In the half-size dataset, the best result is achieved with our proposal using Hamming distance for sparse DM estimation, as shown in Fig. 4, where the scenarios with different light conditions (ArtL, PianoL), exposure (MotorcycleE) or misalignment (Playtable) are better estimated employing the proposed method. Hamming distance as similarity measure is often overlooked in fast implementations because of the amount of processing time required, specifically with the Census transform and the binary vector length, where it is possible to short the binary values performing the Census operator only in selected directions instead of using a full kernel. However, the use of GPU implementation and customized kernel for Census transform can compensate this drawback. Subjective results are shown in Fig. 5 where the comparison with state-of-the-art methods can be viewed, demonstrating reduced number of mismatched disparities (black areas); this is a crucial task to obtain better results in the smoothing stage, allowing to reconstruct finer details and edges. Non-occluded pixels visible mask, provided by Middlebury dataset, shows pixels that are visible in both views of the stereo pair marked as white pixels, then occluded and invalid pixels are marked as gray pixels, and mismatched disparities related to black pixels are marked also in Fig. 5.
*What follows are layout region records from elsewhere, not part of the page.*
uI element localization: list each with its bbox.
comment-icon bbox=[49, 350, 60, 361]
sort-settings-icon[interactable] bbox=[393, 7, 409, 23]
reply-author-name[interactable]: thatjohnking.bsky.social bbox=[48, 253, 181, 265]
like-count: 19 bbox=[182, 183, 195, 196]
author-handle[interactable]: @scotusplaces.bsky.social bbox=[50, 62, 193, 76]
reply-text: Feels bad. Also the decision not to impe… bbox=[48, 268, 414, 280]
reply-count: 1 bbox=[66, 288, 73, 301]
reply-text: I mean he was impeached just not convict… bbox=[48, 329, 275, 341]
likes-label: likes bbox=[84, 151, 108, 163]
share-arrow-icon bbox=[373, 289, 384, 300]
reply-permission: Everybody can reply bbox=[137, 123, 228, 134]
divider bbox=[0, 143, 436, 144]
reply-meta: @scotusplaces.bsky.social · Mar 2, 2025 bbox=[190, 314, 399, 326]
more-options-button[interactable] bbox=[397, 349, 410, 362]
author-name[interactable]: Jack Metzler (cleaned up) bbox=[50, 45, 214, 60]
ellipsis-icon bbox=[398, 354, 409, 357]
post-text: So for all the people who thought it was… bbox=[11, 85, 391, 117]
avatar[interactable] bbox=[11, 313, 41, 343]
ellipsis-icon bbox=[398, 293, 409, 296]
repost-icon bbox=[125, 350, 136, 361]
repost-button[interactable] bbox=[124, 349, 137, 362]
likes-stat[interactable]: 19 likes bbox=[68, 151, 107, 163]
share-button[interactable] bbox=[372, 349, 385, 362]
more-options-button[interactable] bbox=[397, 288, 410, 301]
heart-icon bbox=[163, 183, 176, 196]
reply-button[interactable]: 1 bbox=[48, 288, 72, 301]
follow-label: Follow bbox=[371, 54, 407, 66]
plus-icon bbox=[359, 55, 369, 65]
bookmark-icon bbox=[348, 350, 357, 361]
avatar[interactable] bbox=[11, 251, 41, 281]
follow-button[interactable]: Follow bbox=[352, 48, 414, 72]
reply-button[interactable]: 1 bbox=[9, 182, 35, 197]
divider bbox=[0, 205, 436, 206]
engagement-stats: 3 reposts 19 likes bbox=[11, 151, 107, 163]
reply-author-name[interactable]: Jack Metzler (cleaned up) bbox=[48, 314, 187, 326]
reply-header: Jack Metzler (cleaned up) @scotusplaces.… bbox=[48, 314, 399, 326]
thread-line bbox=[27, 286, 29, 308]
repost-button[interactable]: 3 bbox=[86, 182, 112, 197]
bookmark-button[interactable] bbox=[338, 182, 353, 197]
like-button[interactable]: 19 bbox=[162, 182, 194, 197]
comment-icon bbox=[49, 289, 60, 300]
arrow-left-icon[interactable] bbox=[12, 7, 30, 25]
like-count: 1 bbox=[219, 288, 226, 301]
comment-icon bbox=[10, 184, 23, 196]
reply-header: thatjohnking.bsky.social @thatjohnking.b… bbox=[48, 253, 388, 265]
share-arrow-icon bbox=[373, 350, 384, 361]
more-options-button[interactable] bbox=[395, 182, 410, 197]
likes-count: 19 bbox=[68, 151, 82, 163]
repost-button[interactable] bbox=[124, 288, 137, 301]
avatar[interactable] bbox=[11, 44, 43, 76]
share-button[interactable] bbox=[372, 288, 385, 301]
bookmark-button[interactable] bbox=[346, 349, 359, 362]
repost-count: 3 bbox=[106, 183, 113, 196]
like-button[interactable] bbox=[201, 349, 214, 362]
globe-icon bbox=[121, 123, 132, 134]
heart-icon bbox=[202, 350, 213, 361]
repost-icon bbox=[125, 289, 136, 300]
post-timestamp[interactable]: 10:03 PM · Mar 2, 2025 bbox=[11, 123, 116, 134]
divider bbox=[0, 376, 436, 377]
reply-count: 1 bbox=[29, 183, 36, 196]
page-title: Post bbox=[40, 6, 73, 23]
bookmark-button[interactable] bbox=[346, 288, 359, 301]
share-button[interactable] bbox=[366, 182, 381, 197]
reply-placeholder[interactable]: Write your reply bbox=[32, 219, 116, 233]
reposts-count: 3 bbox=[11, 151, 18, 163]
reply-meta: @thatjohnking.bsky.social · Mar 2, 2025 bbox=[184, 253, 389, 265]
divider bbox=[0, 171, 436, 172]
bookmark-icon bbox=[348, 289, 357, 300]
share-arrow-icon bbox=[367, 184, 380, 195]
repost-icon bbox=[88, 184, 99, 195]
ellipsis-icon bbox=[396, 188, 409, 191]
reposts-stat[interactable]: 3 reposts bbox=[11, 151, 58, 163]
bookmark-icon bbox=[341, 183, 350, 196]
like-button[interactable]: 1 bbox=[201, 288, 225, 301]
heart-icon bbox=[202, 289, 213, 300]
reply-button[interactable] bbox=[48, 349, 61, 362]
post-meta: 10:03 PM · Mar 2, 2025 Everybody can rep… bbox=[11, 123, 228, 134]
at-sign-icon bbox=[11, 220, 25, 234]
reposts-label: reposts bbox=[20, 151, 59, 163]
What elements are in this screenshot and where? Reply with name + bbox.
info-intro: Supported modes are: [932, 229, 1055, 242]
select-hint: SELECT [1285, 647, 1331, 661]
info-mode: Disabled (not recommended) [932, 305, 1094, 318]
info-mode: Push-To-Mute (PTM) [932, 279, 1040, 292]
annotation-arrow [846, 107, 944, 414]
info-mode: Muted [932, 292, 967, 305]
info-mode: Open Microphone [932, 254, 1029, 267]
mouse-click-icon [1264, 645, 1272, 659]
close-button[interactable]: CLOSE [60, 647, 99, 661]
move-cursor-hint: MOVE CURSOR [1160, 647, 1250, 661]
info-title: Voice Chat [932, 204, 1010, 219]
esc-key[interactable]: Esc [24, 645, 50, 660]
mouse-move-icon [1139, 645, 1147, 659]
Table 1 Average B for discontinuity regions
Fig. 6
figure 6

Experimental results for the dense disparity map estimation for the half-size dataset from Middlebury dataset [26], ArtL stereo pair: a ground truth, b Cens5, c ELAS, d TMAP and e Hamming measure. Jadeplant stereo pair: f ground truth, g Cens5, h ELAS, i TMAP and j Hamming measure

The dense disparity map results for the stereo pairs that presents different light conditions, exposure or misalignment are presented in Table 1, where the SSIM, B and processing times with megapixel ratio are listed. For quantitative comparison, B is evaluated only in discontinuity and non-occluded regions, to show effectiveness of the proposal in border regions. For the dense disparity map estimation in the half-size dataset (Fig. 6), the weighted median filtering was applied with a \(15\times 15\) kernel, and \(\sigma _\mathrm{r} =12\). The Gaussian weights were obtained from the L-channel of the left image, and a binary mask that is based on as the occlusion labels for each image. The results have shown that our proposal is competitive among other better frameworks, despite the simple but efficient design of novel framework. The SSIM value was obtained using an \(11\times 11\) Gaussian kernel and defining the dynamic range as the disparity range for every dense DM. Subjective results for dense disparity map estimations can be seen in Fig. 6, where the CMF demonstrates better performance in maintaining object features. One can see this observing small details and edges in the zoomed image where finer details are reconstructed with visibly better perception. Time processing values per megapixel demonstrate higher values, but they are significantly better, even compared to iterative frameworks, which run longer.

5 Conclusions

In this paper, a comparison between sparse and dense DM estimation frameworks was presented, where the principal contributions are: Firstly, the proposed technique uses a customized Census transform scheme with GPU implementation. Secondly, we use Hamming measure in the stereo matching stage implemented in GPU; the results have shown that this appears to demonstrate better performance for the sparse DM estimation than state-of-the-art methods especially in reconstructing finer details and edges. Finally, DM estimation using a novel clustered median filtering was designed and parallelized on their CPU implementation via OpenMP. Experimental results have shown that Hamming distance implemented on GPU is effective in estimation of sparse DMs presenting higher quality than state-of-the-art methods (especially in reconstructing finer details and edges) and the dense DMs obtained using clustered median filter which are in both terms, objective and subjective, adequate for a depth reconstruction of stereo pair images, maintaining a parallel design to be more competitive in processing times.